The ban on crude oil exports is not only no longer necessary, but counterproductive. Enacted in 1975, the ban was designed to protect America from price shocks during the Arab oil embargo by keeping oil at home. There’s no shortage of oil anymore, and there won’t be.
Lifting the ban, especially now, would incentivize investment by opening up international markets to US producers and ensuring that they can afford to stay in the game—even if projected revenue is marginal in the short term. According to the International Energy Agency (IEA), most shale oil from the Bakken formation is profitable at just $42 a barrel, and the consulting firm IHS has estimated that 80 percent of American shale oil can be profitably produced for $50 to $69 per barrel.
Aside from the chilling effect on American operators, OPEC has its own problems. According to the International Monetary Fund, Kuwait, Qatar and the United Arab Emirates can balance their budgets on oil priced at about $70 a barrel, but Venezuela and Nigeria need $120 and Iran needs $136.
If the US Congress would lift the ban on crude oil exports, it would put additional pressure on OPEC to reduce production.
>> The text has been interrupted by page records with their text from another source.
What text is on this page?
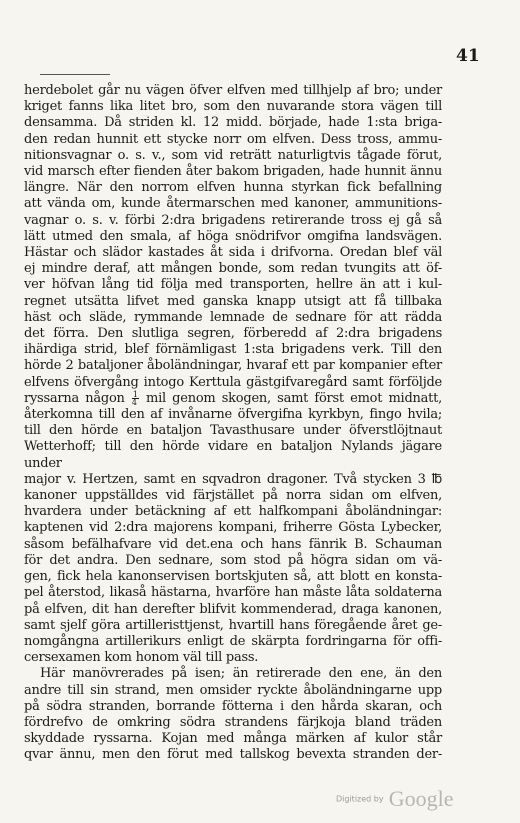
41

herdebolet går nu vägen öfver elfven med tillhjelp af bro; under

kriget fanns lika litet bro, som den nuvarande stora vägen till

densamma. Då striden kl. 12 midd. började, hade 1:sta briga-

den redan hunnit ett stycke norr om elfven. Dess tross, ammu-

nitionsvagnar o. s. v., som vid reträtt naturligtvis tågade förut,

vid marsch efter fienden åter bakom brigaden, hade hunnit ännu

längre. När den norrom elfven hunna styrkan fick befallning

att vända om, kunde återmarschen med kanoner, ammunitions-

vagnar o. s. v. förbi 2:dra brigadens retirerande tross ej gå så

lätt utmed den smala, af höga snödrifvor omgifna landsvägen.

Hästar och slädor kastades åt sida i drifvorna. Oredan blef väl

ej mindre deraf, att mången bonde, som redan tvungits att öf-

ver höfvan lång tid följa med transporten, hellre än att i kul-

regnet utsätta lifvet med ganska knapp utsigt att få tillbaka

häst och släde, rymmande lemnade de sednare för att rädda

det förra. Den slutliga segren, förberedd af 2:dra brigadens

ihärdiga strid, blef förnämligast 1:sta brigadens verk. Till den

hörde 2 bataljoner åboländningar, hvaraf ett par kompanier efter

elfvens öfvergång intogo Kerttula gästgifvaregård samt förföljde

ryssarna någon $\frac{1}{4}$ mil genom skogen, samt först emot midnatt,

återkomna till den af invånarne öfvergifna kyrkbyn, fingo hvila;

till den hörde en bataljon Tavasthusare under öfverstlöjtnaut

Wetterhoff; till den hörde vidare en bataljon Nylands jägare under

major v. Hertzen, samt en sqvadron dragoner. Två stycken 3 ℔

kanoner uppställdes vid färjstället på norra sidan om elfven,

hvardera under betäckning af ett halfkompani åboländningar:

kaptenen vid 2:dra majorens kompani, friherre Gösta Lybecker,

såsom befälhafvare vid det.ena och hans fänrik B. Schauman

för det andra. Den sednare, som stod på högra sidan om vä-

gen, fick hela kanonservisen bortskjuten så, att blott en konsta-

pel återstod, likaså hästarna, hvarföre han måste låta soldaterna

på elfven, dit han derefter blifvit kommenderad, draga kanonen,

samt sjelf göra artilleristtjenst, hvartill hans föregående året ge-

nomgångna artillerikurs enligt de skärpta fordringarna för offi-

cersexamen kom honom väl till pass.

Här manövrerades på isen; än retirerade den ene, än den

andre till sin strand, men omsider ryckte åboländningarne upp

på södra stranden, borrande fötterna i den hårda skaran, och

fördrefvo de omkring södra strandens färjkoja bland träden

skyddade ryssarna. Kojan med många märken af kulor står

qvar ännu, men den förut med tallskog bevexta stranden der-

Digitized by Google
Another way Congress could help US oil and gas producers fight back against OPEC’s tactics is to offer the types of subsidies it lavishes on alternative energy companies. The current US energy revolution helped bring the country back from near-economic disaster, supporting 2 million jobs and increasing economic output by $283 billion. Congress has incentive to keep this boom and the resultant economic gains going.
US taxpayers shelled out $7.3 billion in tax subsidies for renewable energy in 2013. Similar support in the form of tax credits, tax breaks, research funding and other subsidies to the oil and gas industry would help ensure that the US energy revolution remains on track to delivering American energy independence.
OPEC’s decision to maintain production levels that inevitably sent prices tumbling was designed to kill the American energy revolution. It only makes sense for Congress to answer OPEC’s attack with a clear message of its own: America and its energy producers won’t be brought down. Congress can do that by lifting the ban on crude oil exports and opening the Treasury’s checkbook to give America’s energy producers the support they’ve earned.